Que sí, que es ingenua. Es buenrollista hasta la médula. Que sí, que le da al público todo lo que quiere para que se vaya contento a casa. Usa trucos de guión. Sí, que sí, que sabes desde el principio exactamente quién y cómo lanzará el último tiro del último partido con un resultado empatado. Lo que aprenderá el protagonista, lo que progresarán los jugadores. Quién recuperará la fe. Lo sabes todo. Que sí, que como entres al cine con el gesto torcido del crítico de Ratatouille estás perdido. Que es tierna como un bollo recién hecho, que roza lo cursi, que puede empalagar, que la música está pasada de vueltas de emotividad. Que sí, hombre, que todo eso ya lo sé. ¿Y qué?
La hemos visto con una sonrisa de oreja a oreja y más de una carcajada. Ha habido un aplauso al final y el público estaba verdaderamente contagiado de ese buen rollo. Y luego van a su casa y se la recomiendan a sus familiares con un emoji sonriente. Y no te la pierdas, mañana en la oficina. Porque la película, que se asoma varias veces al abismo empachoso de Antonio Mercero, finalmente funciona.

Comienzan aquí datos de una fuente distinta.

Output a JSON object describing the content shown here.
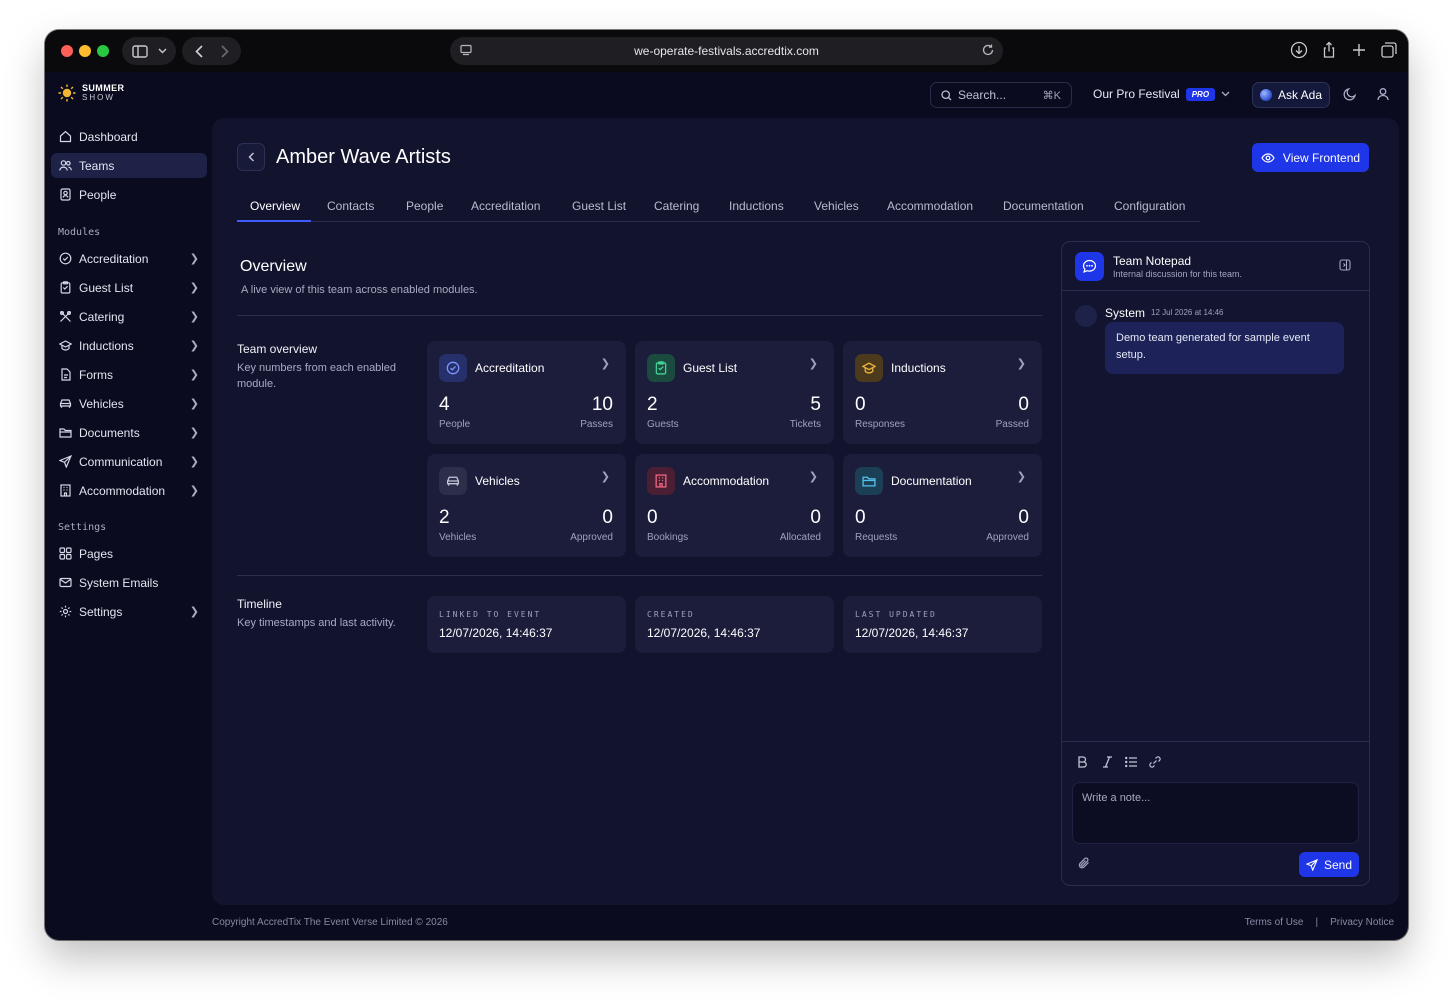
{
  "browser": {
    "url": "we-operate-festivals.accredtix.com"
  },
  "header": {
    "logo_line1": "SUMMER",
    "logo_line2": "SHOW",
    "search_placeholder": "Search...",
    "search_shortcut": "⌘K",
    "festival_name": "Our Pro Festival",
    "festival_badge": "PRO",
    "ask_ada_label": "Ask Ada"
  },
  "sidebar": {
    "main": [
      {
        "label": "Dashboard",
        "icon": "home-icon"
      },
      {
        "label": "Teams",
        "icon": "users-icon",
        "active": true
      },
      {
        "label": "People",
        "icon": "contact-icon"
      }
    ],
    "modules_heading": "Modules",
    "modules": [
      {
        "label": "Accreditation",
        "icon": "badge-check-icon"
      },
      {
        "label": "Guest List",
        "icon": "clipboard-icon"
      },
      {
        "label": "Catering",
        "icon": "utensils-icon"
      },
      {
        "label": "Inductions",
        "icon": "graduation-cap-icon"
      },
      {
        "label": "Forms",
        "icon": "form-icon"
      },
      {
        "label": "Vehicles",
        "icon": "car-icon"
      },
      {
        "label": "Documents",
        "icon": "folder-icon"
      },
      {
        "label": "Communication",
        "icon": "send-icon"
      },
      {
        "label": "Accommodation",
        "icon": "building-icon"
      }
    ],
    "settings_heading": "Settings",
    "settings": [
      {
        "label": "Pages",
        "icon": "grid-icon"
      },
      {
        "label": "System Emails",
        "icon": "mail-icon"
      },
      {
        "label": "Settings",
        "icon": "gear-icon"
      }
    ]
  },
  "page": {
    "title": "Amber Wave Artists",
    "view_frontend_label": "View Frontend",
    "tabs": [
      "Overview",
      "Contacts",
      "People",
      "Accreditation",
      "Guest List",
      "Catering",
      "Inductions",
      "Vehicles",
      "Accommodation",
      "Documentation",
      "Configuration"
    ],
    "active_tab": "Overview",
    "overview_title": "Overview",
    "overview_subtitle": "A live view of this team across enabled modules.",
    "team_overview": {
      "title": "Team overview",
      "subtitle": "Key numbers from each enabled module.",
      "cards": [
        {
          "name": "Accreditation",
          "v1": "4",
          "l1": "People",
          "v2": "10",
          "l2": "Passes",
          "color": "#5b7cff"
        },
        {
          "name": "Guest List",
          "v1": "2",
          "l1": "Guests",
          "v2": "5",
          "l2": "Tickets",
          "color": "#3fbf86"
        },
        {
          "name": "Inductions",
          "v1": "0",
          "l1": "Responses",
          "v2": "0",
          "l2": "Passed",
          "color": "#e3a63a"
        },
        {
          "name": "Vehicles",
          "v1": "2",
          "l1": "Vehicles",
          "v2": "0",
          "l2": "Approved",
          "color": "#c3c6d8"
        },
        {
          "name": "Accommodation",
          "v1": "0",
          "l1": "Bookings",
          "v2": "0",
          "l2": "Allocated",
          "color": "#e35a74"
        },
        {
          "name": "Documentation",
          "v1": "0",
          "l1": "Requests",
          "v2": "0",
          "l2": "Approved",
          "color": "#4cb8e8"
        }
      ]
    },
    "timeline": {
      "title": "Timeline",
      "subtitle": "Key timestamps and last activity.",
      "items": [
        {
          "label": "LINKED TO EVENT",
          "value": "12/07/2026, 14:46:37"
        },
        {
          "label": "CREATED",
          "value": "12/07/2026, 14:46:37"
        },
        {
          "label": "LAST UPDATED",
          "value": "12/07/2026, 14:46:37"
        }
      ]
    }
  },
  "notepad": {
    "title": "Team Notepad",
    "subtitle": "Internal discussion for this team.",
    "message": {
      "author": "System",
      "time": "12 Jul 2026 at 14:46",
      "text": "Demo team generated for sample event setup."
    },
    "input_placeholder": "Write a note...",
    "send_label": "Send"
  },
  "footer": {
    "copyright": "Copyright AccredTix The Event Verse Limited © 2026",
    "terms": "Terms of Use",
    "separator": "|",
    "privacy": "Privacy Notice"
  }
}
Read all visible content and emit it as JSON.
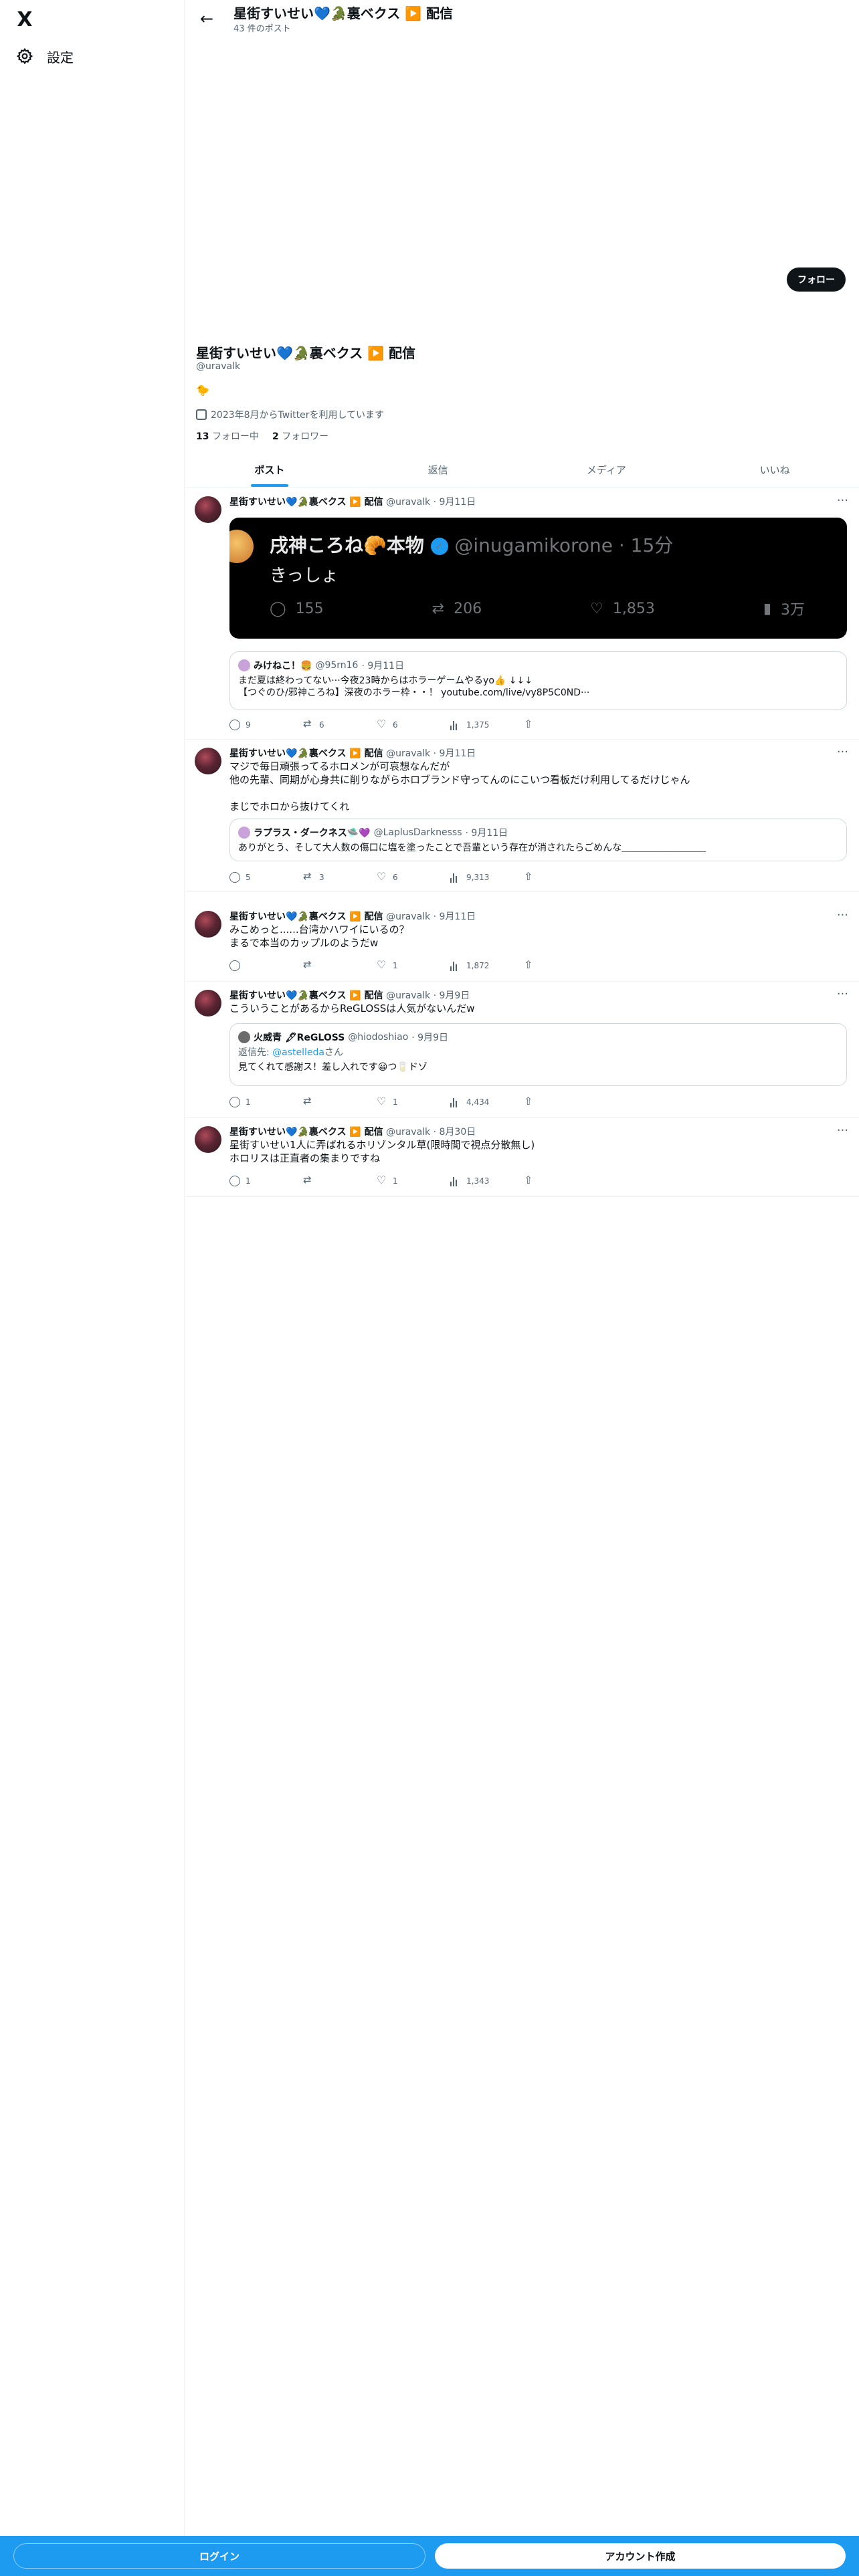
{
  "app": {
    "logo": "X",
    "logo_icon": "x-logo-icon"
  },
  "sidebar": {
    "settings_label": "設定",
    "settings_icon": "gear-icon"
  },
  "header": {
    "title": "星街すいせい💙🐊裏ベクス ▶️ 配信",
    "post_count": "43 件のポスト",
    "back_icon": "arrow-left-icon"
  },
  "profile": {
    "follow_label": "フォロー",
    "name": "星街すいせい💙🐊裏ベクス ▶️ 配信",
    "handle": "@uravalk",
    "bio": "🐤",
    "joined": "2023年8月からTwitterを利用しています",
    "following_count": "13",
    "following_label": "フォロー中",
    "followers_count": "2",
    "followers_label": "フォロワー"
  },
  "tabs": [
    {
      "label": "ポスト",
      "active": true
    },
    {
      "label": "返信",
      "active": false
    },
    {
      "label": "メディア",
      "active": false
    },
    {
      "label": "いいね",
      "active": false
    }
  ],
  "tweets": [
    {
      "name": "星街すいせい💙🐊裏ベクス ▶️ 配信",
      "handle": "@uravalk",
      "date": "· 9月11日",
      "media": {
        "name": "戌神ころね🥐本物",
        "handle": "@inugamikorone · 15分",
        "text": "きっしょ",
        "replies": "155",
        "retweets": "206",
        "likes": "1,853",
        "views": "3万"
      },
      "quote": {
        "name": "みけねこ！🍔",
        "handle": "@95rn16",
        "date": "· 9月11日",
        "text": "まだ夏は終わってない···今夜23時からはホラーゲームやるyo👍 ↓↓↓\n【つぐのひ/邪神ころね】深夜のホラー枠・・！ youtube.com/live/vy8P5C0ND···"
      },
      "replies": "9",
      "retweets": "6",
      "likes": "6",
      "views": "1,375"
    },
    {
      "name": "星街すいせい💙🐊裏ベクス ▶️ 配信",
      "handle": "@uravalk",
      "date": "· 9月11日",
      "text": "マジで毎日頑張ってるホロメンが可哀想なんだが\n他の先輩、同期が心身共に削りながらホロブランド守ってんのにこいつ看板だけ利用してるだけじゃん\n\nまじでホロから抜けてくれ",
      "quote": {
        "name": "ラプラス・ダークネス🛸💜",
        "handle": "@LaplusDarknesss",
        "date": "· 9月11日",
        "text": "ありがとう、そして大人数の傷口に塩を塗ったことで吾輩という存在が消されたらごめんな＿＿＿＿＿＿＿＿＿"
      },
      "replies": "5",
      "retweets": "3",
      "likes": "6",
      "views": "9,313"
    },
    {
      "name": "星街すいせい💙🐊裏ベクス ▶️ 配信",
      "handle": "@uravalk",
      "date": "· 9月11日",
      "text": "みこめっと......台湾かハワイにいるの？\nまるで本当のカップルのようだw",
      "replies": "",
      "retweets": "",
      "likes": "1",
      "views": "1,872"
    },
    {
      "name": "星街すいせい💙🐊裏ベクス ▶️ 配信",
      "handle": "@uravalk",
      "date": "· 9月9日",
      "text": "こういうことがあるからReGLOSSは人気がないんだw",
      "quote": {
        "name": "火威青 🖋ReGLOSS",
        "handle": "@hiodoshiao",
        "date": "· 9月9日",
        "reply_label": "返信先:",
        "reply_to": "@astelleda",
        "reply_suffix": "さん",
        "text": "見てくれて感謝ス！差し入れです😀つ🥛ドゾ"
      },
      "replies": "1",
      "retweets": "",
      "likes": "1",
      "views": "4,434"
    },
    {
      "name": "星街すいせい💙🐊裏ベクス ▶️ 配信",
      "handle": "@uravalk",
      "date": "· 8月30日",
      "text": "星街すいせい1人に弄ばれるホリゾンタル草(限時間で視点分散無し)\nホロリスは正直者の集まりですね",
      "replies": "1",
      "retweets": "",
      "likes": "1",
      "views": "1,343"
    }
  ],
  "footer": {
    "login_label": "ログイン",
    "signup_label": "アカウント作成"
  },
  "colors": {
    "accent": "#1d9bf0",
    "text": "#0f1419",
    "muted": "#536471",
    "border": "#eff3f4"
  }
}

Y funciona porque detrás de toda la parafernalia exageradamente optimista tiene un poso de verdad. Y también porque ahora mismo es lo que el espectador necesita.
Tiene un poso de verdad porque Javier Fesser se ha empeñado en que su equipo de personas con discapacidad intelectual no sean actores profesionales, sino gente de verdad. Es decir, que tengan que interpretar como los demás, las peripecias de sus personajes pero no finjan esa discapacidad. Esto, para empezar, hace que el rodaje de la película se parezca un poco a la experiencia del protagonista, conviviendo y comprendiendo. Pero tampoco vamos a denigrar el honorable trabajo del actor profesional, porque ahí está Javier Gutiérrez demostrando otra vez que es uno de los actores más interesantes del momento -como vimos hace poco en El autor. Que lo mismo te saca la vis cómica que la mala hostia. Es un personaje con fuerza al mismo tiempo que tierno, enérgico y también patético, talentoso y cobarde.
Fesser no ha perdido su toque. Esto no es El milagro de P. Tinto ni Mortadelo y Filemón, pero tiene algo de su fisicidad, de su acción caricaturesca. Algo de su delirio. El personaje del otero no habría desentonado en ninguna de las otras dos. Ni la carismática Collantes, anunciada como personaje emblemático a media película. Las apariciones bruscas a primer plano, los golpes que se pueden sentir como una viñeta de TBO. Dentro de un tono más realista, Fesser sigue manteniendo su sello. La introducción es potente, desde ese partido violento -sobre todo en el banquillo- y creíble que termina con ese manotazo para pegar un chicle al ritmo de la música. Tiene flow. Sin embargo, se nota que esta vez ha trabajado más con los actores que con los técnicos, es una película más humana para bien y para mal. También es más imperfecta.
En estos tiempos de grises películas de superhéroes que hacen dinero pero generan indiferencia, es muy necesario una película como esta, que haga al público reír, sentirse bien, aplaudir, llorar. Porque la gente lo necesita en este momento, pero también porque las salas lo necesitan. Hace falta recordar la experiencia del cine. Que la pantalla grande no es solo terreno para grandes despliegues de efectos especiales -que también. Si los espectadores ríen juntos, si salen del cine más contentos de lo que entraron -o más tristes si es menester-, si han pasado un buen rato, si las recomiendan con fervor a sus amigos, veréis cómo las salas de cine siguen ahí muchos años más.